The probabilistic method proof

This version is from Bollobás.

  • For a set of sets of integers F define f(F) = sum(A in F) f(A).
  • For a permutation p drawn from P define p(F) as the set of sets of integers: {p(A)|A in F}.

Let’s look at E[f(p(F))] where F is a (k,n)-intersecting family (where E[] is the expected value taken over drawing a permutation p from P uniformly at random). Now a permutation of a (k,n)-intersecting family is again a (k,n)-intersecting family. So we know that f(p(F)) ≤ k for all permutations p (by our argument that cyclic intervals that are too far apart can not intersect). Since f(p(F)) ≤ k for all p we must also have E[f(p(F))] ≤ k.

Now let’s look at p(A) for a fixed A in F. The probability f(p(A))=1 is exactly n/(n choose k) as a p drawn uniformly from P maps A uniformly to exactly (n choose k) different sets and precisely n of these are cyclic intervals. So by linearity of expectation we have E[f(p(F))] = |F| n/(n choose k).

So combining the last two paragraphs we have |F| n/(n choose k) = E[f(p(F))] ≤ k. So |F| ≤ k (n choose k) /n = (n-1 choose k-1) and we are done.

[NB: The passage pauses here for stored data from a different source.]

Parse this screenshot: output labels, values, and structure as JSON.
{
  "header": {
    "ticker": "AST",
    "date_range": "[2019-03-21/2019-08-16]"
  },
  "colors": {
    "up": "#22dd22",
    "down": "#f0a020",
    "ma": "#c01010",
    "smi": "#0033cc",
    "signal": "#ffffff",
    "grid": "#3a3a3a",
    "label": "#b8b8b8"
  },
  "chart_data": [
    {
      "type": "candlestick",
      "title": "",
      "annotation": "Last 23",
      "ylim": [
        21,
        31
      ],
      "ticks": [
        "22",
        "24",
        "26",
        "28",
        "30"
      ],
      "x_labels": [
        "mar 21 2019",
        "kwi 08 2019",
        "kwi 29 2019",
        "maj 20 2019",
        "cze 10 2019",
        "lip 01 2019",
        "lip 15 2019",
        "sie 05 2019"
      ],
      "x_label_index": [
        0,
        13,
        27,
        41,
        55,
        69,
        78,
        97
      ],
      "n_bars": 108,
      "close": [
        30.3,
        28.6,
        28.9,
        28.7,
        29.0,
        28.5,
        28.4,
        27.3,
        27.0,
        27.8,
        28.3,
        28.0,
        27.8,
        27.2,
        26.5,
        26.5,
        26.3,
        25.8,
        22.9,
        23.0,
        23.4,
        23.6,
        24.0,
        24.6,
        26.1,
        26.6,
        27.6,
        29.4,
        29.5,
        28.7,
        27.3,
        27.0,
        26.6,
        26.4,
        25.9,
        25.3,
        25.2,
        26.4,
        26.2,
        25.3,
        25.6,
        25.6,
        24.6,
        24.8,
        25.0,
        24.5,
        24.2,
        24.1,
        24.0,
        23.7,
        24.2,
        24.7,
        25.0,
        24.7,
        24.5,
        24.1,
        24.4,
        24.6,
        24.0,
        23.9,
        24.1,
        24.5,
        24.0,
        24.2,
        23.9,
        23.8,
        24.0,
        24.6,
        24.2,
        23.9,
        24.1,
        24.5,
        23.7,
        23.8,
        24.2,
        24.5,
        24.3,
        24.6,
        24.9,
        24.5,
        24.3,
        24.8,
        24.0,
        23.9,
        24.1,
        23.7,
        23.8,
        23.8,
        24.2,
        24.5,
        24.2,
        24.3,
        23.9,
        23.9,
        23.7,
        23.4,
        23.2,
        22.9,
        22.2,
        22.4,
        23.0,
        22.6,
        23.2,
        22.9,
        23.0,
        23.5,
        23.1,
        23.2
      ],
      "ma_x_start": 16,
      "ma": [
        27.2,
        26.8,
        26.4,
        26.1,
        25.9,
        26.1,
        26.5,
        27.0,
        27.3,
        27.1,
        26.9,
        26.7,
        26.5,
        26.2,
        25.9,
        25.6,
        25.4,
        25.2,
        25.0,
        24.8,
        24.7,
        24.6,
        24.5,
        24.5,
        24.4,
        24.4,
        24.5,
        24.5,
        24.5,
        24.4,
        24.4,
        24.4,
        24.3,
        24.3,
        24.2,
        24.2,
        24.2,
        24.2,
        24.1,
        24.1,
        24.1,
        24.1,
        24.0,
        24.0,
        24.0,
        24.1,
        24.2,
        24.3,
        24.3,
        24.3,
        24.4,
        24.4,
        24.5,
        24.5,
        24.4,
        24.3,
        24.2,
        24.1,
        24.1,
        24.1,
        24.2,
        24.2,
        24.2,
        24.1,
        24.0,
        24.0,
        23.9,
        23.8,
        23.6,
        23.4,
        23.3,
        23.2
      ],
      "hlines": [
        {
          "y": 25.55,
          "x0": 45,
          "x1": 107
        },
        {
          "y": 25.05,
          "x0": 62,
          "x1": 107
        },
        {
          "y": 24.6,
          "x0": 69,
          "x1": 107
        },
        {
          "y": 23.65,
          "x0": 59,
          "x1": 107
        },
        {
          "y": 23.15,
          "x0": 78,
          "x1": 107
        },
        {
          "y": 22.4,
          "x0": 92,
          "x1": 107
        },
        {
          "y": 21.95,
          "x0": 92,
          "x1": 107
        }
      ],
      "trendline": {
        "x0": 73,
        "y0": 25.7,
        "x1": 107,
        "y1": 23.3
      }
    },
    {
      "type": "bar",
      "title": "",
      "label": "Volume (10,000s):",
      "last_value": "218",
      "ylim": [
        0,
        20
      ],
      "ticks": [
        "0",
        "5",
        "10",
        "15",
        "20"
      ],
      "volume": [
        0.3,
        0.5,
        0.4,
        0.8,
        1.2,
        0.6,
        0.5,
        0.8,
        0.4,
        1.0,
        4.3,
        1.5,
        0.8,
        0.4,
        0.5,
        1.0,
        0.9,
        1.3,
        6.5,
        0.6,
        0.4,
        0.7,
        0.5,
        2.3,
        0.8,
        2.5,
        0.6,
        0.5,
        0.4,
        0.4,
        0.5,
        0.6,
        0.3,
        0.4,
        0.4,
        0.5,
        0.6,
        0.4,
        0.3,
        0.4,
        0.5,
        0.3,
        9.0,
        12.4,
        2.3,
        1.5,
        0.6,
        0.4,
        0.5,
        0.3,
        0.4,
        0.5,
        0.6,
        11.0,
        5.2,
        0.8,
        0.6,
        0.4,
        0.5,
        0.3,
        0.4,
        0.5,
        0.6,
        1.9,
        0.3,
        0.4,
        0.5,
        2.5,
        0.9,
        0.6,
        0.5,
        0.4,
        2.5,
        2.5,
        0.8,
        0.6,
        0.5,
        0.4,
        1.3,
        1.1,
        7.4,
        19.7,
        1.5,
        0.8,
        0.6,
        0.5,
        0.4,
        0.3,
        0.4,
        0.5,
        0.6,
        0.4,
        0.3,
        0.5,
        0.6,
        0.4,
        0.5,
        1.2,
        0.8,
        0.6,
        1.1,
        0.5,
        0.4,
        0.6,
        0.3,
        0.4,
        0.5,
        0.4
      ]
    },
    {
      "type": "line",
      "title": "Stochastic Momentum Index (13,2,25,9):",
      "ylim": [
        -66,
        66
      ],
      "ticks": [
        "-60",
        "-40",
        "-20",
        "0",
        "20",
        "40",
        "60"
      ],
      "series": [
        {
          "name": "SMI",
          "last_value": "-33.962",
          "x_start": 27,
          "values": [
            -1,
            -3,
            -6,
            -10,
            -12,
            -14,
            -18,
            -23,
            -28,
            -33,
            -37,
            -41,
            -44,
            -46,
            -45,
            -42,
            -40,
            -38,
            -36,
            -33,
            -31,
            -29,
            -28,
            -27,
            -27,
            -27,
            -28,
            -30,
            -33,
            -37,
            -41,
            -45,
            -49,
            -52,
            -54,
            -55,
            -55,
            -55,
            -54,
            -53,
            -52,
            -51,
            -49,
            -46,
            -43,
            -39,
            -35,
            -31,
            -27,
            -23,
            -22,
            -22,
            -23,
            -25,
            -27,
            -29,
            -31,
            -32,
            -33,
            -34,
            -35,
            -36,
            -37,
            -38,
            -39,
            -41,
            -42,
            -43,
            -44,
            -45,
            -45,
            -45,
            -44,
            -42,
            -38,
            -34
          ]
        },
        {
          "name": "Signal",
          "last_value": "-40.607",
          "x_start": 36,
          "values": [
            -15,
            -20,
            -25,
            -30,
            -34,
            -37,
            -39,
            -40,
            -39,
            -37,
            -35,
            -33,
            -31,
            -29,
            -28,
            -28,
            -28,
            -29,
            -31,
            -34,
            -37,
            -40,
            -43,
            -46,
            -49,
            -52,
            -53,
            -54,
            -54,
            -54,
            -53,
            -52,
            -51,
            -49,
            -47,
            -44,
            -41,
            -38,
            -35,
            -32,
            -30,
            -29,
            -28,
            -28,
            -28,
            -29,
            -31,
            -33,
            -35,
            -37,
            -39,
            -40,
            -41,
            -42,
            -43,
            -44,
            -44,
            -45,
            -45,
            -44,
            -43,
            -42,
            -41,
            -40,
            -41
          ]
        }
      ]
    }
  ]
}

This is a very exciting proof using an indicator function f() and ideas like linearity of expectation (as celebrated in Noga Alon, Joel H. Spencer, “The Probabilistic Method”, 3rd edition, Wiley, 2008).

The “count in two different ways” version.

This is close to the version from the Wikipedia and a bit closer to the “proof from THE BOOK.”

Write down pairs (A,p) where A in F and p in P. Let’s look at the size of the set G = {(A,p) | A in F, p in P, f(p(A))=1 (i.e. p(A) is a cyclic interval)}.

We can enumerate the pairs in G from A to p. For a given cyclic interval I there are exactly
k! (n-k)! permutations p such that p(A)=I (as sets). There are n target intervals to hit, so |G| = |F| n k! (n-k)!.

We can also enumerate the pairs in G from p to A. Each p can map at most k items to cyclic intervals (as that is how many there are, and permutations are 1 to 1) and there are n! permutations. So |G| ≤ n! k.

Combining the last two statements gives us: |F| n k! (n-k)! = |G| ≤ n! k. So again |F| ≤ (n-1 choose k-1).

Which proof is better?

I would argue the second “counting two ways” proof is better. Both proofs involve a lot of clever ideas (the restricting to intervals, computing the bounds too ways, using distinctness of the interval targets). Where they differ is: the first proof adds a probabilistic model and the second proof adds a clever joint structure (pairs).

As general, powerful, and exciting as the probabilistic method is, I feel in this case the extra machinery introduced in the first proof isn’t completely justified. The point being: neither proof used any steps that were much easier to state in probabilistic versus counting terms (such as conditional probabilities or independence).

Now the question is: which version is closer to Katona’s original? Katona used the “count in two different ways” method very succinctly in a paper shorter than my attempted explination.